Somehow they got away with the most egregious crap, but even the nuns knew they could carry it only so far, so to test the boundaries, they invented buying pagan babies. Let me explain.

One thing Catholic churches love is money, hard spendable cash, and someone, somewhere saw that the Easter Seals had a cash cow. RC's needed a similar scheme, so stole the idea, and moved the season to Christmas. Just after Thanksgiving, thousands of little Catholic kids were given books of missionary stamps and told to sell them to support foreign refugee camps and missionary priests, at a penny a pop, or a whole book for a buck. Money was due, and collections took place on Friday mornings.

Once your class collected a fin, you were entitled to buy a pagan baby. Best of all, it came with naming rights, and a certificate of authenticity.

Now, Catholic teaching is very particular about naming options for children. Either the first or second name had to be the name of a saint. No exceptions. When in doubt read a map of France. The Church in France put an St or Ste. in front of every pagan location name, and created innumerable saints.

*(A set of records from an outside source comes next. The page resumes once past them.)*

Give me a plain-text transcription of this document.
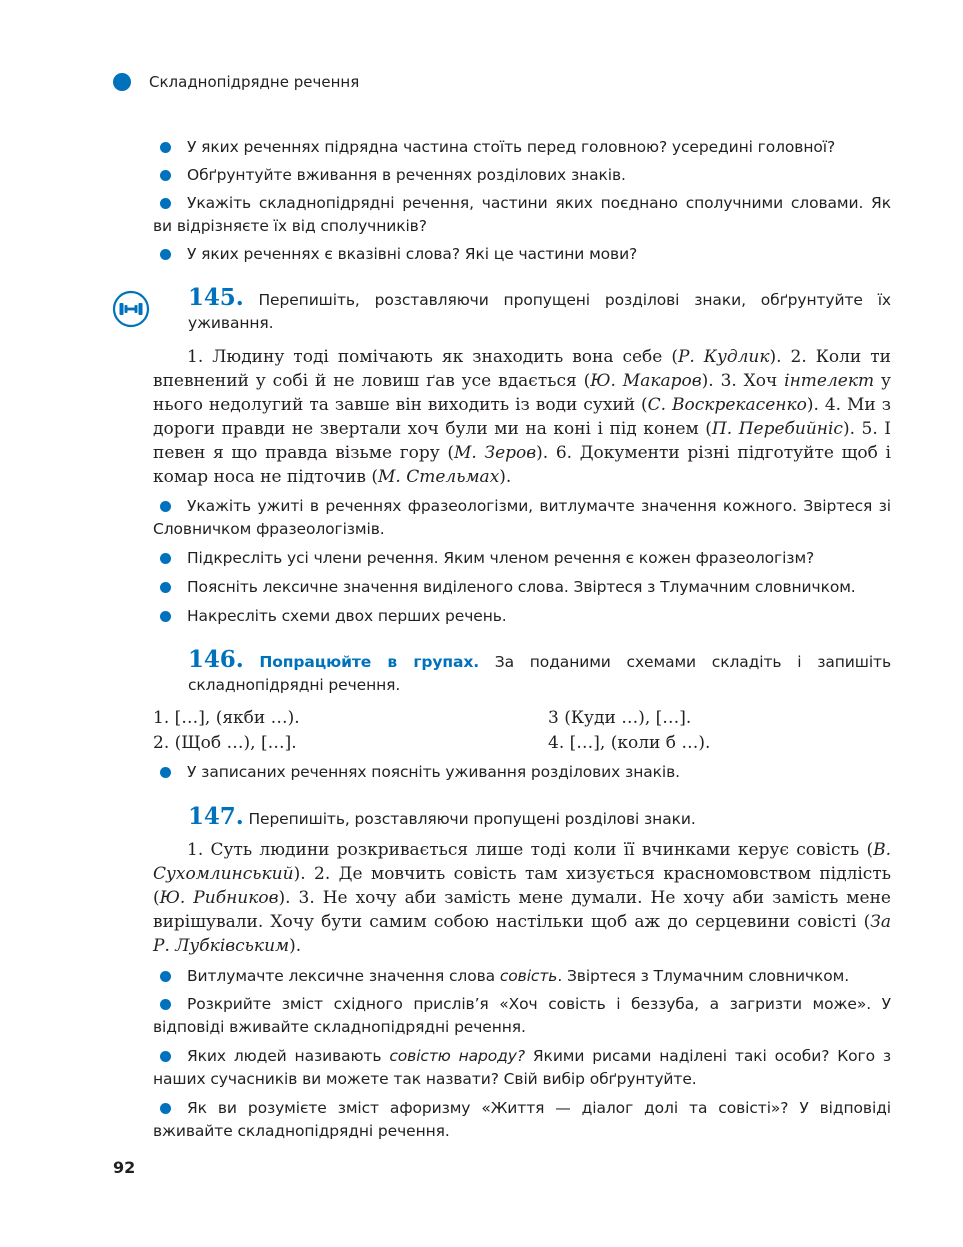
Складнопідрядне речення
У яких реченнях підрядна частина стоїть перед головною? усередині головної?
Обґрунтуйте вживання в реченнях розділових знаків.
Укажіть складнопідрядні речення, частини яких поєднано сполучними словами. Як ви відрізняєте їх від сполучників?
У яких реченнях є вказівні слова? Які це частини мови?
145. Перепишіть, розставляючи пропущені розділові знаки, обґрунтуйте їх уживання.
1. Людину тоді помічають як знаходить вона себе (Р. Кудлик). 2. Коли ти впевнений у собі й не ловиш ґав усе вдається (Ю. Макаров). 3. Хоч інтелект у нього недолугий та завше він виходить із води сухий (С. Воскрекасенко). 4. Ми з дороги правди не звертали хоч були ми на коні і під конем (П. Перебийніс). 5. І певен я що правда візьме гору (М. Зеров). 6. Документи різні підготуйте щоб і комар носа не підточив (М. Стельмах).
Укажіть ужиті в реченнях фразеологізми, витлумачте значення кожного. Звіртеся зі Словничком фразеологізмів.
Підкресліть усі члени речення. Яким членом речення є кожен фразеологізм?
Поясніть лексичне значення виділеного слова. Звіртеся з Тлумачним словничком.
Накресліть схеми двох перших речень.
146. Попрацюйте в групах. За поданими схемами складіть і запишіть складнопідрядні речення.
1. […], (якби …).
2. (Щоб …), […].
3 (Куди …), […].
4. […], (коли б …).
У записаних реченнях поясніть уживання розділових знаків.
147. Перепишіть, розставляючи пропущені розділові знаки.
1. Суть людини розкривається лише тоді коли її вчинками керує совість (В. Сухомлинський). 2. Де мовчить совість там хизується красномовством підлість (Ю. Рибников). 3. Не хочу аби замість мене думали. Не хочу аби замість мене вирішували. Хочу бути самим собою настільки щоб аж до серцевини совісті (За Р. Лубківським).
Витлумачте лексичне значення слова совість. Звіртеся з Тлумачним словничком.
Розкрийте зміст східного прислів’я «Хоч совість і беззуба, а загризти може». У відповіді вживайте складнопідрядні речення.
Яких людей називають совістю народу? Якими рисами наділені такі особи? Кого з наших сучасників ви можете так назвати? Свій вибір обґрунтуйте.
Як ви розумієте зміст афоризму «Життя — діалог долі та совісті»? У відповіді вживайте складнопідрядні речення.
92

So imagine its getting close to the holidays. The kids are wound up, its Friday, they've collected their fiver and its time to name their new pagan baby. The rules were the kids raised the money, the kids got to name. If you think there are a lot of post pagan adults in central Africa/Asia named Mary Catherine or James Joseph guess again.

My class and most people I have talked to went all out. Depending on how much your teacher would let your class get away with, some of the names were spectacular. Especially the Asian kids who had many r's in their names.

Many Catholic school educated adults of my generation live in great fear of getting that knock on the door late at night. You open the door, an African or Asian man or woman a bit younger than you is at the door. You ask how may I help you?

Daddy, its me Joseph Vanilla Wafers, don't you remember me?

Wishing, won't make it go away.

Toad

5 comments:

Martha said...

As a non-Catholic I lived a sheltered life . . . but I do enjoy hearing the tales of Catholic school -- those nuns must have been something!

I thought all Catholic girls were named Mary, Mary Margaret or Margaret Mary?

Toad said...

True story, but I am not going to look up the particulars.

In around 1948 to celebrate the ending of WW2 the pope declared the following year the year of Mary, Jesus's mother. It was damn near law that catholic girls born in the late 40's early 50 were named Mary, or Mary Jane, Mary Susan, ...

It feels like all Irish girls are still named Mary something

David V said...

St. Roman alum, 1958-1965.
As I recall, most of the kids who got a wallop deserved that wallop and are better people for it.
I don't remember anything too egregious but I was often accused of not applying myself and not paying attention. Both of which were true.

LPC said...

Sent my kids to Catholic high school, although I am not Catholic myself. Daughter came home from first school visit, saying she liked the place but boy there were a lot of Jesuses on a stick. Ooops. Four years of religious studies later she had figured it out.

Anonymous said...

I went through that Name a Pagan Baby fundraiser. It got competitive, with all those name certificates on the walls, and I duked it out with the rich girl in class. I lost.

Many years later I'd realize the absurdity of naming some stranger's kid, and I refuse to donate any money to anyone ever since.

LOL but it's good to see I'm not the only one who went through that.